The Rock Creek Integrated Management Project proposes various actions to lessen the risks: thinning trees on about 15,000 acres; removing, burning, or peeling beetle-infested trees; spraying with pesticide high-value trees, such as those at campgrounds; and making changes to some roads to prepare for expected increases in water flow.
The area addressed by the draft plan is almost entirely on Forest Service land, with a smaller area managed by the Bureau of Land Management as well as a small section of state and private land. The management proposal is a joint effort by the Forest Service and BLM.
The proposal area consists mostly of mature lodgepole pine trees, which are susceptible to mountain pine beetles, Martinez said. With recent drought, beetle populations in the area have grown exponentially.
In 2002, there were 279 acres and 480 trees affected by beetles; in 2004, there were 40,000 acres and 15,000 trees affected.
As beetles cover more ground and leave more dead trees in their wake, large-scale forest fires could follow.
That sort of boom-and-bust cycle is natural in the forest. But the Forest Service is charged with managing the forest for uses such as timber, recreation, wildlife and views, Martinez said, making it unacceptable for nature to take its course in this case.
The goal of the draft plan is to minimize the spread of the beetles and prevent large-scale affects. Work will be done for the next five years.

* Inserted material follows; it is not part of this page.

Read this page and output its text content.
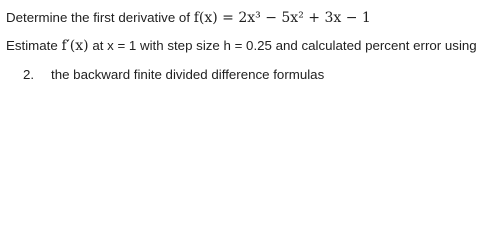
Determine the first derivative of f(x) = 2x³ − 5x² + 3x − 1
Estimate f′(x) at x = 1 with step size h = 0.25 and calculated percent error using
2. the backward finite divided difference formulas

"At that point, the beetles will have either beaten us to the punch," or enough changes will have been made to keep the beetle explosion under control, Martinez said.
Although the Healthy Forests Restoration Act makes it faster to propose and start a project such as this one, the Forest Service is not cutting any corners, Martinez said. All required studies and analyses are being done, but under the act, only one alternative needs to be compared to a "no action" alternative.
The draft Environmental Impact Statement for the Rock Creek Integrated Management Project is available online at www.fs.fed.us/r2/mbr/projects.
Public comment will be taken for 45 days after June 3. Those comments could be used to make changes, then a final decision would be issued and there would be a 30-day objection period.
The Forest Service and BLM will hold a brief public meeting followed by a field trip to the project area June 22. Anyone interested should meet at 10 a.m. at the Yampa Ranger District office at 300 Roselawn St. in Yampa.